Der Autor wandelt nach und nach durch die Jahrhunderte, widmet sich Martin Luther, Friedrich dem Großen, dem Sturm auf die Bastille, Napoleon, König Ludwig II. sowie vielen anderen und lässt dabei seiner Fantasie freien Lauf. Angekommen in der Neuzeit spekuliert von Peschke über die Ereignisse des Ersten Weltkriegs, der roten Revolution in Russland und des Zweiten Weltkriegs. Die Zeitgeschichte versucht er vehement zu beeinflussen, indem er - wieder einmal - ein Attentat scheitern lässt, dieses Mal jenes von Dallas, dem John F. Kennedy zum Opfer fiel. Einem anderen Politiker, der hierzulande viel Respekt genießt, spielt der Autor übel mit. Ein Putsch im August 1991 gegen Michail Gorbatschow war erfolgreich verlaufen, so dass der Wegbereiter der Deutschen Einheit ins Exil flüchten musste. Dessen Gedanken hierzu dokumentiert von Peschke in einem mehrseitigen Interview mit dem im Schweizer Exil lebenden Gorbatschow.

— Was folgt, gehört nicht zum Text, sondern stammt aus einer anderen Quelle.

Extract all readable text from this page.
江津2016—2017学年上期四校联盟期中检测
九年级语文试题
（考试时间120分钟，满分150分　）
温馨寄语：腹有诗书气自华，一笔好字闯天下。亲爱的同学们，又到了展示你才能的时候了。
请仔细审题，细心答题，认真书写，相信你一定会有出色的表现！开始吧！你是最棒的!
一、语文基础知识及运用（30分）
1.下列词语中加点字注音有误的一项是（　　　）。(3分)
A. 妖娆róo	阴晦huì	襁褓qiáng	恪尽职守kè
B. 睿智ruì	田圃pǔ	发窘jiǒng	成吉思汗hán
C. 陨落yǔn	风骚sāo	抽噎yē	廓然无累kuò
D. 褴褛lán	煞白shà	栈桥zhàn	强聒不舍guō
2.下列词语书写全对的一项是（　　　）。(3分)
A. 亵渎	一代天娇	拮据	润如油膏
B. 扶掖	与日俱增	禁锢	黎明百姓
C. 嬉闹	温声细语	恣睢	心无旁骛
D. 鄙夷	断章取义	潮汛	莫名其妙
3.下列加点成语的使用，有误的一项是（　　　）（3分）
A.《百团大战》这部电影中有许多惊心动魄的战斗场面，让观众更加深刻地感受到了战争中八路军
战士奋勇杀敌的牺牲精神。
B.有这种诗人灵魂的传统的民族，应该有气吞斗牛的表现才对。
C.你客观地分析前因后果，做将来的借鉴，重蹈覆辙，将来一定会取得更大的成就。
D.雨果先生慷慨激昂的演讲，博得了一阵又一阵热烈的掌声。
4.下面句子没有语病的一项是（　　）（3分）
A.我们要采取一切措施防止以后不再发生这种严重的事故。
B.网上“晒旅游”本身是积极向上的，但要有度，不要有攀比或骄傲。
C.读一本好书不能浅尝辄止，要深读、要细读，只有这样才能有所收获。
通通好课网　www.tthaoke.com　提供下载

Wer bis heute noch verächtlich die Nase rümpft, wenn beim "Wunder von Bern", dem Sieg der Deutschen Nationalmannschaft bei der Fußball-Weltmeisterschaft 1954, von der wahren Geburtsstunde der Bundesrepublik Deutschland die Rede ist, dem seien die Ausführen von Peschkes nahegelegt. Dort nämlich zeigt sich, was eine andersartige Bewertung einer einzigen Abseitssituation für Folgen hätte haben können. Nach dem 3:2 durch Helmut Rahn hatten die Ungarn bekanntlich noch ein Abseitstor durch Puskas erzielen können. Doch hatte der Schiedsrichter kein Abseits gegeben, so dass sich die Mannen um Fritz Walter in der allgemeinen Konfusion auch noch kurz vor Abpfiff das 3:4 einhandelten und schlussendlich die Ungarn Weltmeister wurden. In der Folgezeit fand das Wirtschaftswunder in anderen europäischen Ländern statt, deutsche Arbeiter waren als Gastarbeiter in Frankreich, Italien, der Schweiz oder in Übersee gerne gesehen.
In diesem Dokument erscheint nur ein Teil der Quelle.